Have you written anywhere in detail on how you gathered your dataset and trained the finetune? I have a few use cases that are like this, but I'm not sure where to start.
It’s fairly simple — I essentially just split the original text into chunks and then used some bigger models on openrouter to clean it up and provide translations to modern English (seemed to be pretty easy for an LLM).
After that, I just trained a MiniLM2 model to classify the texts. I used this in a reward function for reinforcement learning and changed the system message as a simple instruction to write in the prose of the IPJ.
I debated whether or not to use any SFT, and decided not to. I think if the style would be too hard to learn you might need some seed/cold start SFT data.
I’ll try to get my scripts up in github for you to look at. It’s just a few short training scripts.
Thanks for the explanation! I'm learning and and think this would be a good next project for me to try, especially since I have a real world use case in mind with a similar amount of data available.
In particular, I'm not very familiar with reinforcement learning and am not sure how you use the embeddings from MiniLM2 as a reward function. (Edit: maybe this is the jaccard similarity?)
I'd really appreciate it if you were open to posting scripts! I see a few snippets around and could probably cobble something together after a while. But, it's cool to see something already working to make sure I'm not getting too far off into left field.
You can ignore the jaccard similarity field.

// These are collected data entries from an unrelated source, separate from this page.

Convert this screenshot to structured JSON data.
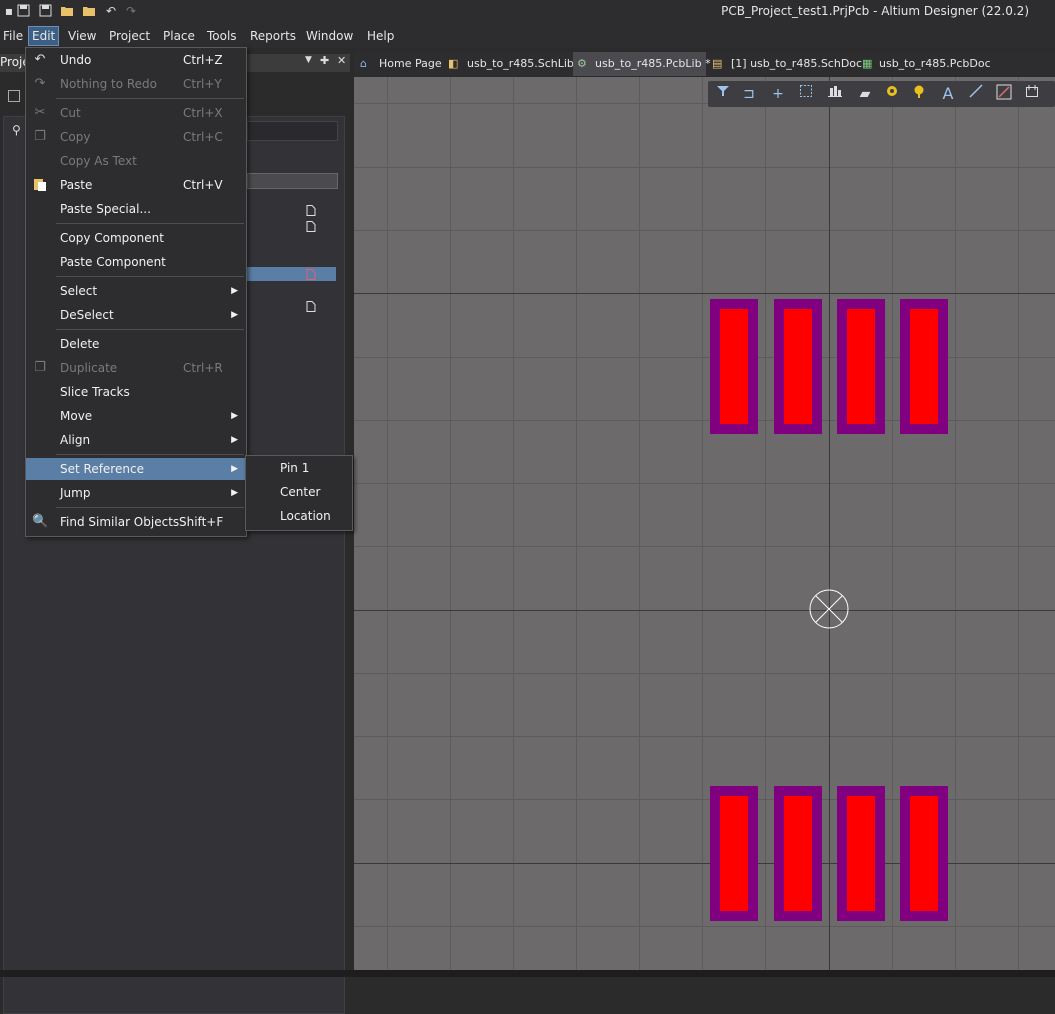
{
  "app": {
    "title": "PCB_Project_test1.PrjPcb - Altium Designer (22.0.2)"
  },
  "menubar": {
    "items": [
      {
        "label": "File"
      },
      {
        "label": "Edit"
      },
      {
        "label": "View"
      },
      {
        "label": "Project"
      },
      {
        "label": "Place"
      },
      {
        "label": "Tools"
      },
      {
        "label": "Reports"
      },
      {
        "label": "Window"
      },
      {
        "label": "Help"
      }
    ]
  },
  "left_panel": {
    "title": "Proje"
  },
  "tabs": [
    {
      "label": "Home Page",
      "icon": "home-icon"
    },
    {
      "label": "usb_to_r485.SchLib",
      "icon": "schlib-icon"
    },
    {
      "label": "usb_to_r485.PcbLib *",
      "icon": "pcblib-icon",
      "active": true
    },
    {
      "label": "[1] usb_to_r485.SchDoc",
      "icon": "schdoc-icon"
    },
    {
      "label": "usb_to_r485.PcbDoc",
      "icon": "pcbdoc-icon"
    }
  ],
  "edit_menu": {
    "items": [
      {
        "label": "Undo",
        "shortcut": "Ctrl+Z",
        "icon": "undo-icon",
        "disabled": false
      },
      {
        "label": "Nothing to Redo",
        "shortcut": "Ctrl+Y",
        "icon": "redo-icon",
        "disabled": true
      },
      {
        "label": "Cut",
        "shortcut": "Ctrl+X",
        "icon": "cut-icon",
        "disabled": true
      },
      {
        "label": "Copy",
        "shortcut": "Ctrl+C",
        "icon": "copy-icon",
        "disabled": true
      },
      {
        "label": "Copy As Text",
        "shortcut": "",
        "disabled": true
      },
      {
        "label": "Paste",
        "shortcut": "Ctrl+V",
        "icon": "paste-icon",
        "disabled": false
      },
      {
        "label": "Paste Special...",
        "shortcut": "",
        "disabled": false
      },
      {
        "label": "Copy Component",
        "shortcut": "",
        "disabled": false
      },
      {
        "label": "Paste Component",
        "shortcut": "",
        "disabled": false
      },
      {
        "label": "Select",
        "submenu": true
      },
      {
        "label": "DeSelect",
        "submenu": true
      },
      {
        "label": "Delete",
        "shortcut": "",
        "disabled": false
      },
      {
        "label": "Duplicate",
        "shortcut": "Ctrl+R",
        "icon": "duplicate-icon",
        "disabled": true
      },
      {
        "label": "Slice Tracks",
        "shortcut": "",
        "disabled": false
      },
      {
        "label": "Move",
        "submenu": true
      },
      {
        "label": "Align",
        "submenu": true
      },
      {
        "label": "Set Reference",
        "submenu": true,
        "highlighted": true
      },
      {
        "label": "Jump",
        "submenu": true
      },
      {
        "label": "Find Similar Objects",
        "shortcut": "Shift+F",
        "icon": "find-icon",
        "disabled": false
      }
    ]
  },
  "set_reference_submenu": {
    "items": [
      {
        "label": "Pin 1"
      },
      {
        "label": "Center"
      },
      {
        "label": "Location"
      }
    ]
  },
  "colors": {
    "pad_outer": "#800080",
    "pad_inner": "#ff0000",
    "canvas": "#6c6a6a",
    "menu_highlight": "#5b7ea6"
  }
}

That was just to monitor the text->cleaned text conversion to make sure it didn’t stray too far from the original while it was fixing whitespace OCR issues.

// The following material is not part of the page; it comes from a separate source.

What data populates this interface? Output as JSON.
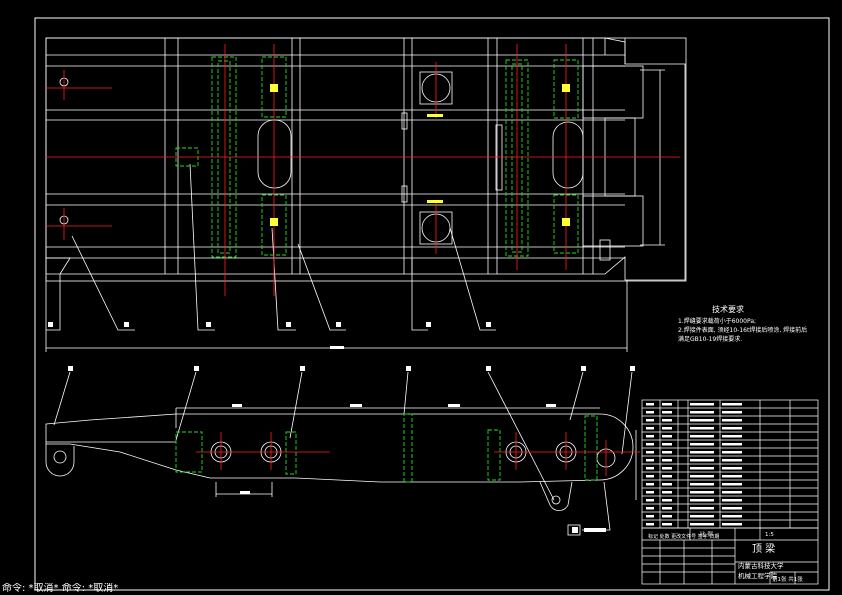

You can then just load that and train it on your data using a standard transformers classification pipeline. ChatGPT can zero shot that part reasonably well if you gave it this description.
From there you should check out the GRPO trainer in TRL. It has taken me a bit of time to learn how to use it effectively. There’s a TON of parameters in the configuration, and occasionally I have to hunt down arxiv papers to understand them.
I added my scripts to a github repo in case you were interested in seeing how I did it. It’s a bit messy — but fine for a reference. I might try training it again soon with some new ideas, and I’ll polish it up more then.